IN THE JAIN tradition of India there is a folk tale about a group of blind men who approach an elephant in the forest. One of them touches the animal’s ears and perceives a flat, fan-like creature. Another man touches the leg and finds a thick, round post, and yet another finds the trunk and thinks the elephant is like a long, hairy rope. Finally the owner of the elephant says to them: “All of you are correct, but you are also wrong because each of you has touched only one side of the

elephant. Each of you is right from your individual standpoint, but the truth is something different altogether.”

The story provides a simple explanation of the Jain doctrine of anekant. This means ‘many-sidedness’, an awareness that there are many paths towards the same ultimate truth. For Jains, whose spiritual practice is

difficult and austere, anekant provides a useful inoculation against fundamentalist rigidity. It has also, like many of the best ideals, proved highly pragmatic. The tolerant, flexible approach enjoined by anekant has enabled the Jains to survive as a perpetual minority tradition. For millennia, they have avoided absorption into the larger Hindu culture whilst maintaining a close relationship with Hinduism and influencing it in creative ways. In

recent centuries, the gentle, principled Jains have won the respect of Islamic rulers and Christian colonialists alike, and they play a dynamic role in modern, secular India. Jains do not regard other faiths – or secular doctrines, for that matter – as any less true than their own teachings. Instead, they see them as aspects of humanity’s spiritual quest.
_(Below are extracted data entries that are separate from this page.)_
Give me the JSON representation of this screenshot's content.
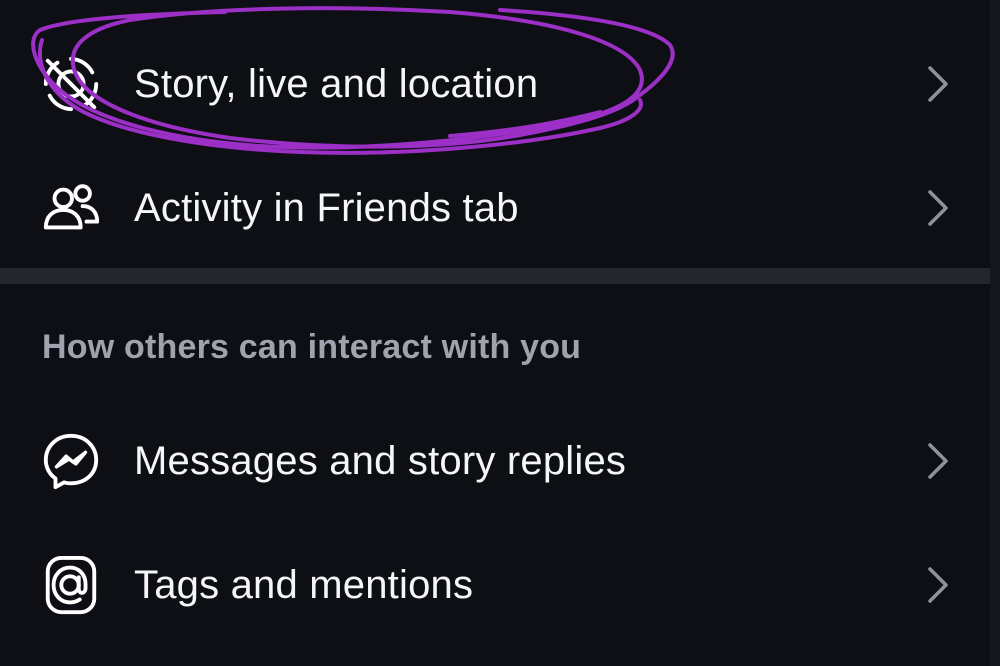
{
  "rows_top": [
    {
      "label": "Story, live and location",
      "icon": "story-location-off-icon"
    },
    {
      "label": "Activity in Friends tab",
      "icon": "friends-icon"
    }
  ],
  "section": {
    "header": "How others can interact with you"
  },
  "rows_bottom": [
    {
      "label": "Messages and story replies",
      "icon": "messenger-icon"
    },
    {
      "label": "Tags and mentions",
      "icon": "at-sign-icon"
    }
  ],
  "colors": {
    "background": "#0d0f14",
    "divider": "#24262b",
    "text": "#f5f6f8",
    "muted_text": "#9ea3ad",
    "chevron": "#8e929a",
    "annotation_stroke": "#9b2fc6"
  }
}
Unlike fashionable postmodern relativism, however, anekant does not deny the existence of objective truth. On the contrary, truth is regarded as such a powerful force that it should be approached with humility and care. For in Jainism all humans – and, just as importantly, non-humans – are on the same spiritual journey towards truth, and it is likely to take us many lifetimes to grasp it. The more dogmatically certain someone is, the further he or she is likely to be from enlightenment. Doctrinaire certainty, be it religious, political or moral, is a symptom of ekant, or one-sidedness, a barrier to understanding. One of the most destructive karmic influences in Jainism is mohaniya, the state of self-delusion that leads to a warped and narrow understanding of the world. This position leads in turn to violence, for it relies ultimately on force, be it the so-called ‘force of argument’ (a form of intellectual violence) or overt forms of physical coercion.

Jainism is an ancient spiritual

tradition, but its seers had a concept of sub-atomic particles or anu, mirrored by modern physics. Indeed the emphasis on reasoned, open-minded inquiry resembles scientific method at its best. Kanti Mardia, a Jain scientist at Leeds University, has likened the spiritual seeker to the researcher in the laboratory. Jainism has always understood that the universe is teeming with life,

including invisible life. This explains why many of its ascetics cover their mouths with white cloth and sweep the ground before them with a small brush, lest they do unwitting harm to the tiniest creatures. The belief in ahimsa (nonviolence or non-injury) that is so central to Jain teachings is based on the idea that all life forms are interconnected, and that they depend on each other in subtle, often unexpected ways. This spiritual intuition has been confirmed by the science of ecosystems and underlies our present green consciousness. We realise, along with the Jain ‘Pathfinder’ Mahavira (599–527 BCE), that “Nonviolence to all living beings is kindness to oneself.”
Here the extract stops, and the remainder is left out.